The Wildcats beat Washington 12-4 on Friday night, snapping a 10-game conference skid and putting themselves in position for their first series win since opening the league slate with a home sweep of Cal in early March.
“I knew it was coming,” third baseman Tony Bullard said. “We’re a very good team. It was just bound to happen. We just put all the things together in order to win one.”
Bullard had three doubles, tying a school record and being the first Wildcat to do so in Pac-12 play since 2019, as Arizona (15-13, 4-10 Pac-12) had 10 extra-base hits and scored in six of eight innings. It also got stellar outings from both starting pitcher Bradon Zastrow and “reliever” TJ Nichols, who picked up his first career save by throwing four shutout innings.
“I told TJ before the game, once you come in you’re gonna finish the game,” UA coach Chip Hale said.
Nichols, who had been exclusively a starter since the beginning of last season and had started the opening game every weekend this spring, was moved to the bullpen after allowing eight runs in 1.2 innings last Friday against Oregon. The move isn’t permanent, Hale said.
“He’s going to be back in the starting rotation at some point,” Hale said. “We just want to get him right. get him some confidence, get him rolling a little bit. He did a really wonderful job. When he’s down (in the zone) he’s very effective.”
Said Nichols: “They said I was gonna pitch important innings, and I was excited to get that role going. I feel comfortable out of the bullpen or as a starter.”
Zastrow went the first five, allowing four runs on eight hits.
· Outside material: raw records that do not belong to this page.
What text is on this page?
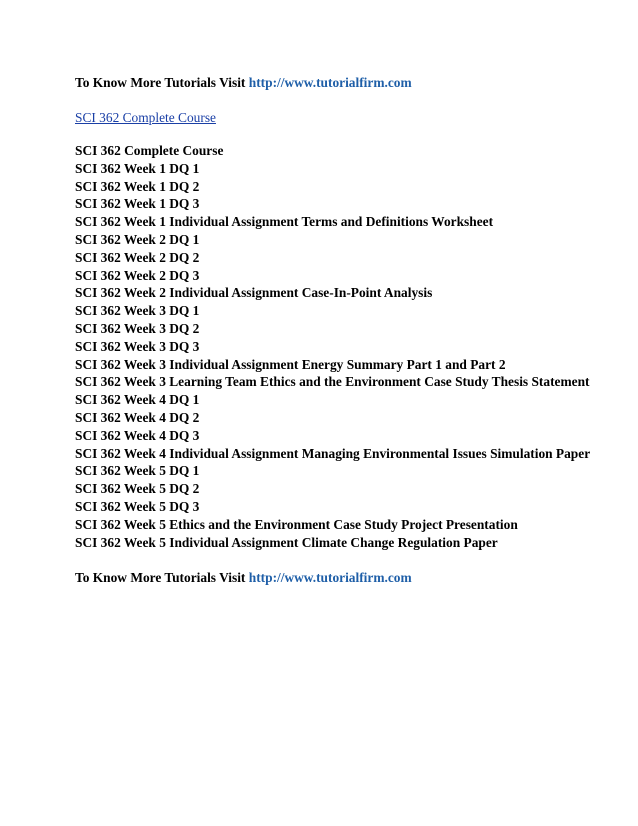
To Know More Tutorials Visit http://www.tutorialfirm.com
SCI 362 Complete Course
SCI 362 Complete Course
SCI 362 Week 1 DQ 1
SCI 362 Week 1 DQ 2
SCI 362 Week 1 DQ 3
SCI 362 Week 1 Individual Assignment Terms and Definitions Worksheet
SCI 362 Week 2 DQ 1
SCI 362 Week 2 DQ 2
SCI 362 Week 2 DQ 3
SCI 362 Week 2 Individual Assignment Case-In-Point Analysis
SCI 362 Week 3 DQ 1
SCI 362 Week 3 DQ 2
SCI 362 Week 3 DQ 3
SCI 362 Week 3 Individual Assignment Energy Summary Part 1 and Part 2
SCI 362 Week 3 Learning Team Ethics and the Environment Case Study Thesis Statement
SCI 362 Week 4 DQ 1
SCI 362 Week 4 DQ 2
SCI 362 Week 4 DQ 3
SCI 362 Week 4 Individual Assignment Managing Environmental Issues Simulation Paper
SCI 362 Week 5 DQ 1
SCI 362 Week 5 DQ 2
SCI 362 Week 5 DQ 3
SCI 362 Week 5 Ethics and the Environment Case Study Project Presentation
SCI 362 Week 5 Individual Assignment Climate Change Regulation Paper
To Know More Tutorials Visit http://www.tutorialfirm.com
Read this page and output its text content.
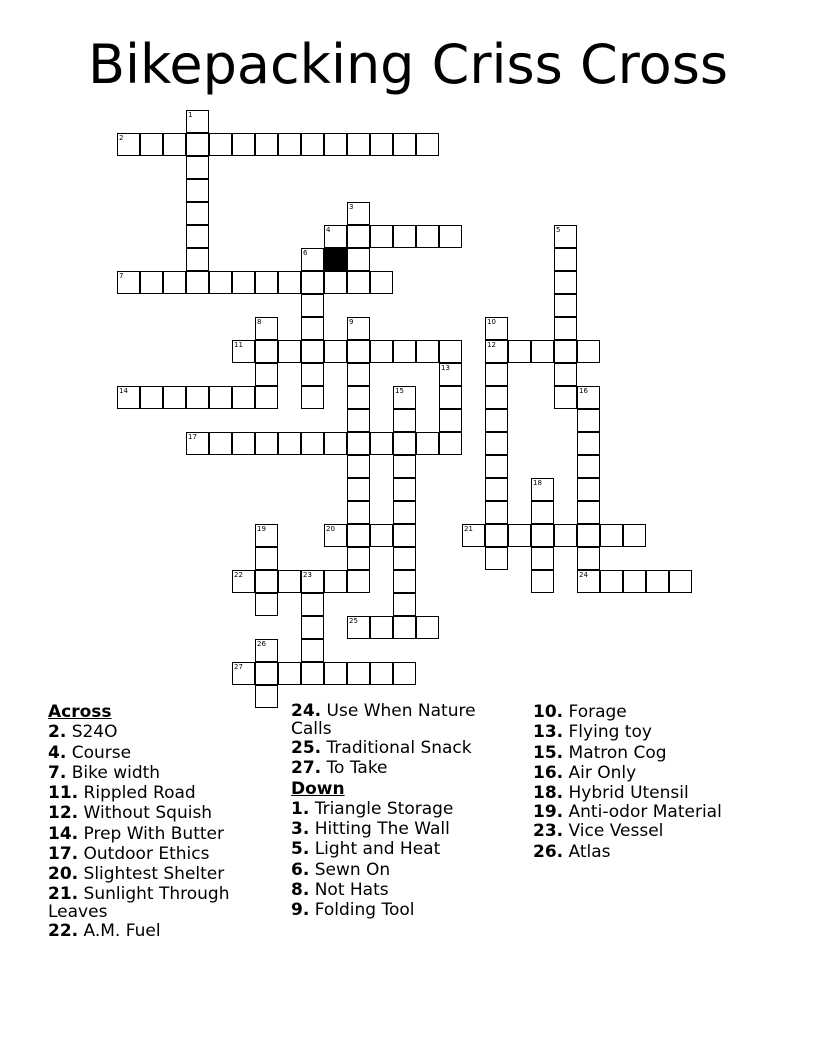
Bikepacking Criss Cross
1
2
3
4	5
6
7
8	9	10
12
11
13
14	15	16
17
18
19	20	21
22	23	24
25
26
27
Across
2. S24O
4. Course
7. Bike width
11. Rippled Road
12. Without Squish
14. Prep With Butter
17. Outdoor Ethics
20. Slightest Shelter
21. Sunlight Through Leaves
22. A.M. Fuel
24. Use When Nature Calls
25. Traditional Snack
27. To Take
Down
1. Triangle Storage
3. Hitting The Wall
5. Light and Heat
6. Sewn On
8. Not Hats
9. Folding Tool
10. Forage
13. Flying toy
15. Matron Cog
16. Air Only
18. Hybrid Utensil
19. Anti-odor Material
23. Vice Vessel
26. Atlas
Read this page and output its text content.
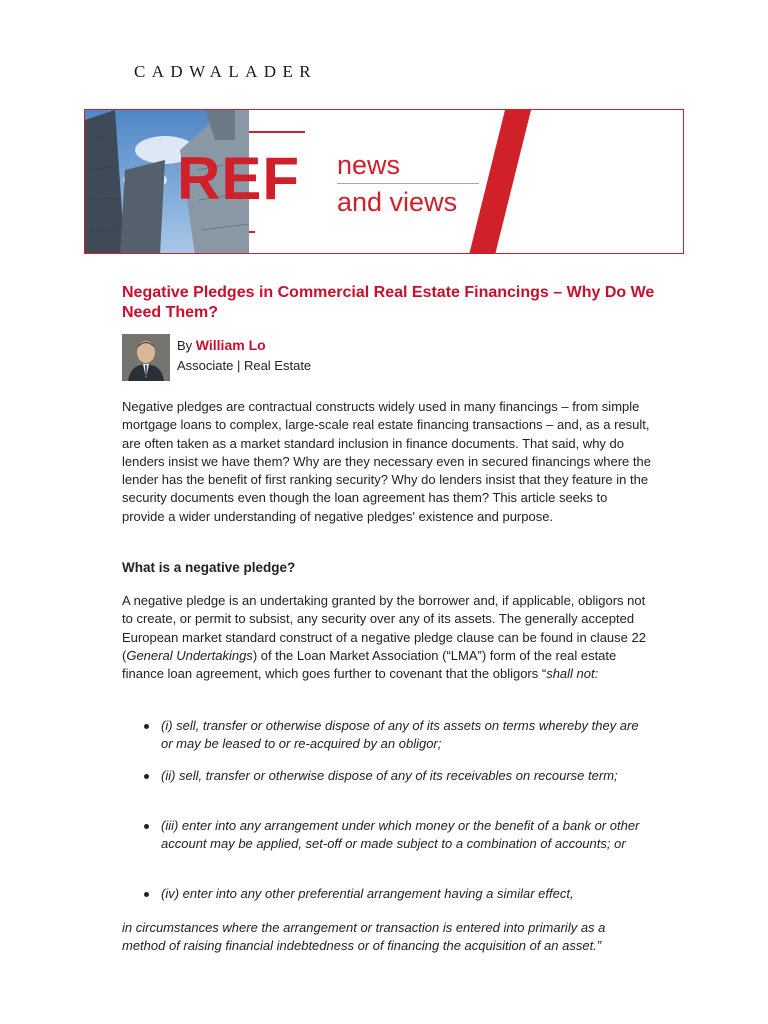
CADWALADER
REF news
and views
Negative Pledges in Commercial Real Estate Financings – Why Do We Need Them?
By William Lo
Associate | Real Estate

Negative pledges are contractual constructs widely used in many financings – from simple mortgage loans to complex, large-scale real estate financing transactions – and, as a result, are often taken as a market standard inclusion in finance documents. That said, why do lenders insist we have them? Why are they necessary even in secured financings where the lender has the benefit of first ranking security? Why do lenders insist that they feature in the security documents even though the loan agreement has them? This article seeks to provide a wider understanding of negative pledges' existence and purpose.

What is a negative pledge?

A negative pledge is an undertaking granted by the borrower and, if applicable, obligors not to create, or permit to subsist, any security over any of its assets. The generally accepted European market standard construct of a negative pledge clause can be found in clause 22 (General Undertakings) of the Loan Market Association (“LMA”) form of the real estate finance loan agreement, which goes further to covenant that the obligors “shall not:

(i) sell, transfer or otherwise dispose of any of its assets on terms whereby they are or may be leased to or re-acquired by an obligor;
(ii) sell, transfer or otherwise dispose of any of its receivables on recourse term;
(iii) enter into any arrangement under which money or the benefit of a bank or other account may be applied, set-off or made subject to a combination of accounts; or
(iv) enter into any other preferential arrangement having a similar effect,

in circumstances where the arrangement or transaction is entered into primarily as a method of raising financial indebtedness or of financing the acquisition of an asset.”
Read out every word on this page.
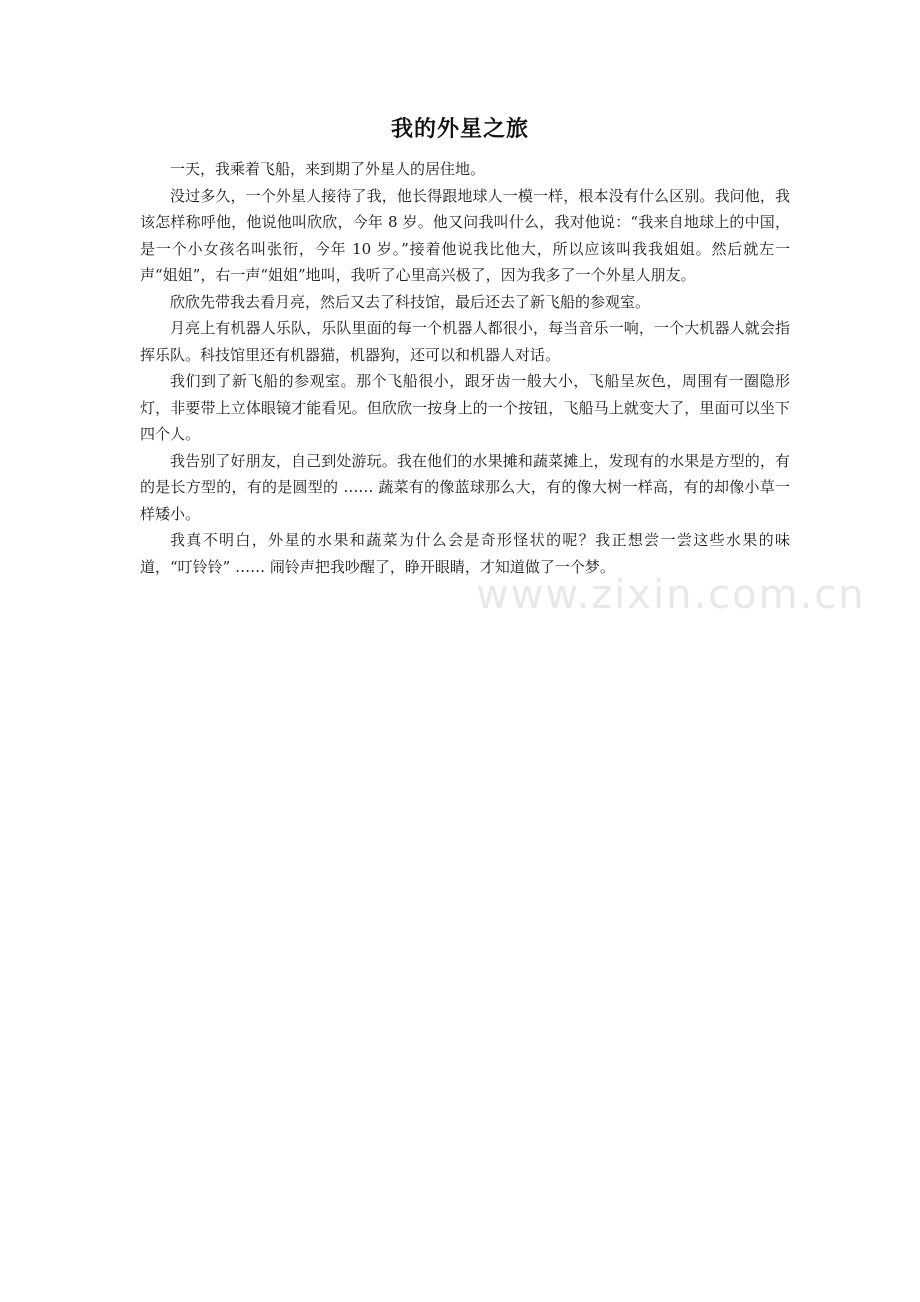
我的外星之旅

一天，我乘着飞船，来到期了外星人的居住地。

没过多久，一个外星人接待了我，他长得跟地球人一模一样，根本没有什么区别。我问他，我该怎样称呼他，他说他叫欣欣，今年 8 岁。他又问我叫什么，我对他说：“我来自地球上的中国，是一个小女孩名叫张衎，今年 10 岁。”接着他说我比他大，所以应该叫我我姐姐。然后就左一声“姐姐”，右一声“姐姐”地叫，我听了心里高兴极了，因为我多了一个外星人朋友。

欣欣先带我去看月亮，然后又去了科技馆，最后还去了新飞船的参观室。

月亮上有机器人乐队，乐队里面的每一个机器人都很小，每当音乐一响，一个大机器人就会指挥乐队。科技馆里还有机器猫，机器狗，还可以和机器人对话。

我们到了新飞船的参观室。那个飞船很小，跟牙齿一般大小，飞船呈灰色，周围有一圈隐形灯，非要带上立体眼镜才能看见。但欣欣一按身上的一个按钮，飞船马上就变大了，里面可以坐下四个人。

我告别了好朋友，自己到处游玩。我在他们的水果摊和蔬菜摊上，发现有的水果是方型的，有的是长方型的，有的是圆型的 …… 蔬菜有的像蓝球那么大，有的像大树一样高，有的却像小草一样矮小。

我真不明白，外星的水果和蔬菜为什么会是奇形怪状的呢？我正想尝一尝这些水果的味道，“叮铃铃” …… 闹铃声把我吵醒了，睁开眼睛，才知道做了一个梦。

www.zixin.com.cn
He retired nine in a row at one point, the longest stretch Arizona pitchers had gone without allowing a baserunner since March 21 against Utah Tech, before giving up back-to-back doubles in the top of the fourth and two more hits in the fifth.
Washington (19-9, 5-5) had gotten within 8-4 at that point, after the Wildcats had scored eight in the first three innings. That would have been the point in most games during the skid when Arizona’s offense would fail to respond, most notably last Saturday when it led 10-0 after two innings but only scored once more the rest of the way and lost 13-11.
“You could look down the line and guys were ... their eyes started getting googled out,” Hale said. “I was real proud of the guys. I think we’ve been playing hard as can be.”
Instead, the UA added two more in the bottom of the fifth (benefitting from two of Washington’s four errors) and another in the sixth on back-to-back doubles from Mason White and Bullard.
Bullard is 4 for 8 with three RBI and four runs scored in the past two games after missing five contests with a concussion after getting hit in the helmet by a pitch March 25 at ASU. He stayed in that game a few innings before realizing something was wrong.
“My eyes started feeling weird, and one of the trainers saw me and they’re like, ‘oh, are you okay?,” he said. “I was like, I think so, but my eyes feel a little weird. That’s when they (pulled) me.”
Hale said Bullard was stellar in an intrasquad game earlier in the week and was hoping that would carry over to the weekend.
“I’m just seeing the ball really well right now,” Bullard said.
White, who entered the game at second base for Garen Caulfield in the top of the second—Hale said it was because Caulfield didn’t run out a pop up to end the bottom of the first—added a 452-foot solo homer in the eighth and was 3 for 3 with four runs scored despite not starting. He’s 7 for 15 with six runs scored in his last four games, raising his average to .274.
Arizona will try for its first consecutive victories since winning nine in a row from Feb. 26-March 12 in Saturday’s 12 p.m. PT series finale. The Wildcats can still finish .500 in the Pac-12 if they win every remaining series.
“It’s out there,” he said. “It’s attainable, but we have to play better, we have to pitch better, we know that. But I told them before the game, I’m so proud of what they’ve done. It’s not professional baseball. They don’t eat, sleep and drink baseball. They gotta go to class. They gotta go to tutoring sessions. They’ve been doing an unbelievable job. They’ll be doing papers in there when we’re done. We just haven’t been winning games, and that’s the unfortunate thing, because I do think we’ve been playing decent baseball.”